A Curious, Alternative Magazine

Whisky con Ron – Salsa Celtica

Latin America and Scotland, Salsa and traditional Scottish folk music – you couldn't imagine two more different places or styles of music, or so you would think. Salsa Celtica, a Scottish/Cuban salsa band formed in 1996 in Edinburgh are a potent example of musical fusion, breaking down imagined barriers, and highlighting the links between diverse cultures. The band formed in the musical melting pot that is Edinburgh. Founder member Toby Shippey explains “The band has been organic, and particularly with the way that Edinburgh is, there are a hell of a lot of traditional musicians, most of whom jump between genres. Maybe it's different from bigger cities where you play just one form of music, so if you're a jazz musician you play just jazz, etc. In Edinburgh it's really common to play lots of different types of music all the time. So you can have a guy who plays traditional with one band, funk with another and then maybe salsa as well. We started gigging in Edinburgh and a lot of trad musicians joined in. When we started off, we were far more a salsa band, but then traditional stuff started creeping in and I think it's really interesting”.
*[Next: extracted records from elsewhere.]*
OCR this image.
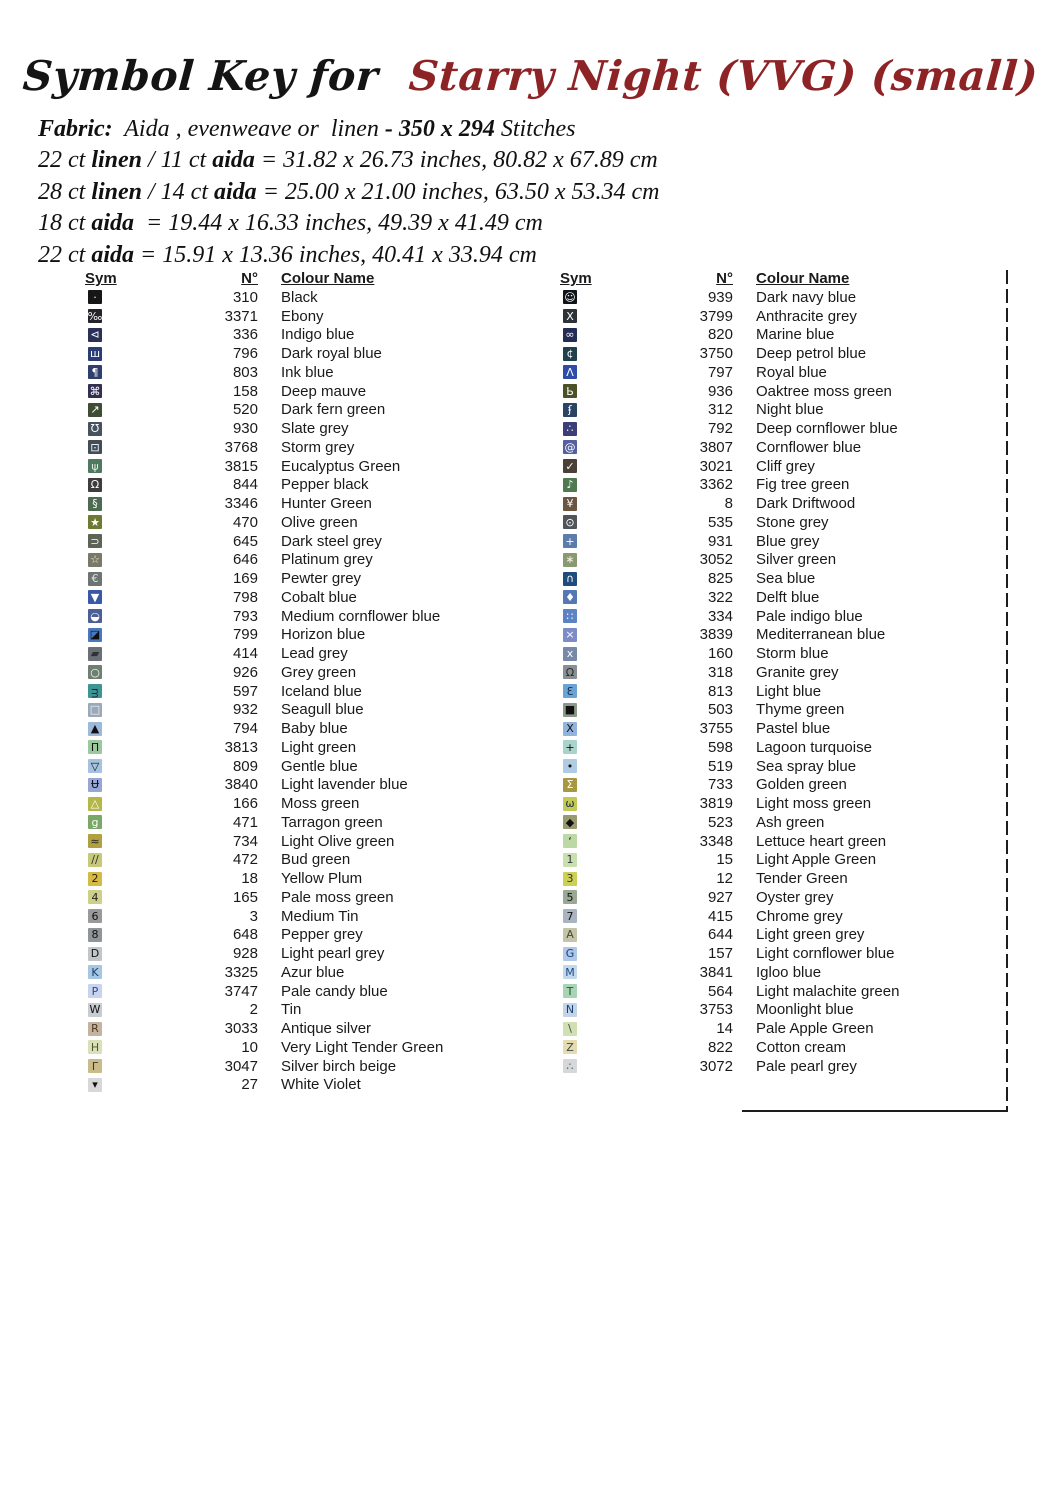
Symbol Key for Starry Night (VVG) (small)
Fabric:  Aida , evenweave or  linen - 350 x 294 Stitches
22 ct linen / 11 ct aida = 31.82 x 26.73 inches, 80.82 x 67.89 cm
28 ct linen / 14 ct aida = 25.00 x 21.00 inches, 63.50 x 53.34 cm
18 ct aida  = 19.44 x 16.33 inches, 49.39 x 41.49 cm
22 ct aida = 15.91 x 13.36 inches, 40.41 x 33.94 cm
Sym	N° Colour Name
·	310 Black
‰	3371 Ebony
⊲	336 Indigo blue
ш	796 Dark royal blue
¶	803 Ink blue
⌘	158 Deep mauve
↗	520 Dark fern green
℧	930 Slate grey
⊡	3768 Storm grey
ψ	3815 Eucalyptus Green
Ω	844 Pepper black
§	3346 Hunter Green
★	470 Olive green
⊃	645 Dark steel grey
☆	646 Platinum grey
€	169 Pewter grey
▼	798 Cobalt blue
◒	793 Medium cornflower blue
◪	799 Horizon blue
▰	414 Lead grey
○	926 Grey green
ᴟ	597 Iceland blue
□	932 Seagull blue
▲	794 Baby blue
Π	3813 Light green
▽	809 Gentle blue
Ʉ	3840 Light lavender blue
△	166 Moss green
g	471 Tarragon green
≈	734 Light Olive green
∕∕	472 Bud green
2	18 Yellow Plum
4	165 Pale moss green
6	3 Medium Tin
8	648 Pepper grey
D	928 Light pearl grey
K	3325 Azur blue
P	3747 Pale candy blue
W	2 Tin
R	3033 Antique silver
H	10 Very Light Tender Green
Γ	3047 Silver birch beige
▾	27 White Violet
Sym	N° Colour Name
☺	939 Dark navy blue
X	3799 Anthracite grey
∞	820 Marine blue
¢	3750 Deep petrol blue
Λ	797 Royal blue
Ь	936 Oaktree moss green
ʄ	312 Night blue
∴	792 Deep cornflower blue
@	3807 Cornflower blue
✓	3021 Cliff grey
♪	3362 Fig tree green
¥	8 Dark Driftwood
⊙	535 Stone grey
+	931 Blue grey
∗	3052 Silver green
∩	825 Sea blue
♦	322 Delft blue
∷	334 Pale indigo blue
×	3839 Mediterranean blue
x	160 Storm blue
Ω	318 Granite grey
Ɛ	813 Light blue
■	503 Thyme green
Χ	3755 Pastel blue
+	598 Lagoon turquoise
•	519 Sea spray blue
Σ	733 Golden green
ω	3819 Light moss green
◆	523 Ash green
‘	3348 Lettuce heart green
1	15 Light Apple Green
3	12 Tender Green
5	927 Oyster grey
7	415 Chrome grey
A	644 Light green grey
G	157 Light cornflower blue
M	3841 Igloo blue
T	564 Light malachite green
N	3753 Moonlight blue
\	14 Pale Apple Green
Z	822 Cotton cream
∴	3072 Pale pearl grey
Shippey's own love of Salsa developed from hearing records at a local club: “There was a club in Edinburgh called Club Latino that I used to go to with my girlfriend and that's how I heard people like Tito Puente and Eddie Palmieri. Not that I grew up with it, it wasn't that easy to find in Edinburgh, I grew up with the normal things that everyone grows up with: rock, funk, hip-hop, punk, you know, the usual stuff”.
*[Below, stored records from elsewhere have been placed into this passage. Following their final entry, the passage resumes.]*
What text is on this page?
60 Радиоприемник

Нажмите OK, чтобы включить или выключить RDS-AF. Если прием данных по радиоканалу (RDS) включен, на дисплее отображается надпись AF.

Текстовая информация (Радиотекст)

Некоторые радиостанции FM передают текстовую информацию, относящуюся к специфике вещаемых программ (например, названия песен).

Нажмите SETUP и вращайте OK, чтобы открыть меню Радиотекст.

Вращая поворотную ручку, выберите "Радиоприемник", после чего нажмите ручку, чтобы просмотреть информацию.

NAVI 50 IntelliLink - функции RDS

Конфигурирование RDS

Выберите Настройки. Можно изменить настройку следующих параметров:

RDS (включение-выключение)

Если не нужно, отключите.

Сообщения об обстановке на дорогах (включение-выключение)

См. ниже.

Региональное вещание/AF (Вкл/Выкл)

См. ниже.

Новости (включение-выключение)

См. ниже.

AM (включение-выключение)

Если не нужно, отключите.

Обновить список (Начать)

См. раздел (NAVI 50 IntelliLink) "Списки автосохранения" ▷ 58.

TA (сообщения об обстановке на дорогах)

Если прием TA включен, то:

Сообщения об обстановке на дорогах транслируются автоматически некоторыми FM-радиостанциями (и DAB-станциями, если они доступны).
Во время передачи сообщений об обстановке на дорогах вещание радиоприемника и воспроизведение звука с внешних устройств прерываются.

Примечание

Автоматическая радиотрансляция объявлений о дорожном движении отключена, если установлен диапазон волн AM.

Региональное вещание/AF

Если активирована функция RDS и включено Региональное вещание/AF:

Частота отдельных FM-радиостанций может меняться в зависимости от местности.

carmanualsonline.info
There are of course the critics, who would cynically say that the band's Celtic influence is more a marketing ploy than anything else, giving them an interesting edge in a crowded musical marketplace. Shippey responds good naturedly with just a hint of exasperation “I think the only people who really weigh up the balance are really the more traditional traditional music fans (laughs), I think Salsa fans are blown away by the fact that we play with this Celtic side. It's not deliberate – there's no grand scheme or marketing plan – it's just an organic thing, and with the current group of musicians in the band, it's really strongly balanced. We'd be a lot richer if there were (laughs)! At the end of the day if you're playing a big concert with 5,000 people enjoying, you're doing nothing wrong”. The charges of opportunism in fact seem to strike Toby as odd more than anything else “This mixing of musical styles and updating the traditional has been the musical norm in Scotland for years, and in some way it's more unusual to have a straight ahead trad band than it is to have for example something like us. There was reggae and folk music, double bass and folk music etc. There's nothing wrong with Fusion – as long as it's exciting”.

In many ways Salsa Celtica are a breath of fresh air: musicians playing with a genuine passion for what they're doing, and outsiders to the rule “For some people Salsa has become just that little bit too formulaic, and so for many we're a fresh sound, writing our own material, and playing around with styles. We don't stick to the rules either of Salsa or Trad, there's a little bit of punk rock there as well”.

The majority of the, vast, band are Scottish, but with a couple of Cubans thrown in to the mix. Toby's enthusiastic descriptions of Salsa show the mindset of the Scottish musicians, enamoured with the Latin American music, but what of the Cubans playing in the band – what do they make of the Celtic connection? “They've no baggage in relation to the music. Sometimes in Scotland, and maybe it's the same in Ireland, there can be a certain attitude to the traditional music, and the Cuban guys don't have any preconceptions. To them it's just great dance music. They hear the tunes just as music. Out of the set we do, some tunes are straight ahead Salsa, and some are more fusion, and I think the fusion ones give the Cuban guys more of a buzz”.